Nos documentos de Puebla e Santo Domingo fica clara a referência negativa ao sincretismo. Também fica transparente que não se está falando de sincretismo em teoria, nem em sincretismo com as tradições judaicas, mas claramente o sincretismo com tradições advindas da África ou de novos movimentos religiosos.
Há de se perceber que este uso da palavra sincretismo tem claramente pré-conceitos, ou seja, conceitos anteriores que condicionam as afirmações. Assim pode-se notar nestas afirmações os seguintes pré-conceitos:
Mistura ilícita: um primeiro pré-conceito determinante para esta compreensão negativa do termo sincretismo é que ele é uma mistura ilícita, indevida de elementos religiosos. Ou dito de forma inversa, o “normal” seria não misturar. A mistura é “anormal”.

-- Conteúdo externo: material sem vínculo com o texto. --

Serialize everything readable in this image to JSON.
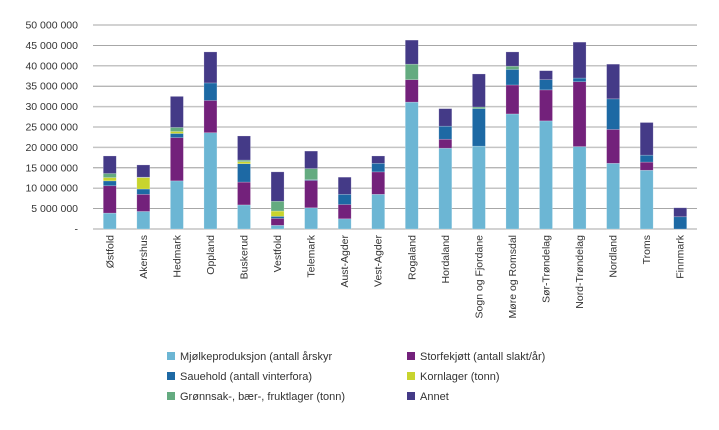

Pureza: Um segundo pré-conceito é o da pureza. A religião que está recebendo elementos sincretizados, bem que poderia ser exercida de forma “pura”. Isto seria inclusive desejável. Nos documentos de Puebla e Santo Domingo fica muito clara esta idéia. O sincretismo é uma mácula para a pureza religiosa. É preciso haver um esforço para manter a pureza. Sincretismo é sinônimo de impureza.
Decadência: Outro pré-conceito relacionado ao sincretismo visto de maneira negativa é o da decadência. A religião exercida de forma sincrética não é a religião em sua forma genuína, é sim uma decadência. A introdução de elementos espúrios faz com que a religião “clássica”, torne-se decadente. O sincretismo é uma degradação religiosa.
Ignorância: Outro pré-conceito refere-se à explicação do sincretismo. Ele origina-se da falta de esclarecimento. A ignorância religiosa dá espaço ao sincretismo. Uma boa catequese, uma boa instrução é o caminho certo para se prevenir contra o sincretismo.
Elementos “do outro”: há ainda o pré-conceito contra o sincretismo no sentido de estar ele ligado a uma forte idéia de propriedade particular de elementos religiosos. Os nossos elementos estão sendo utilizados (ilegitimamente) pelos outros.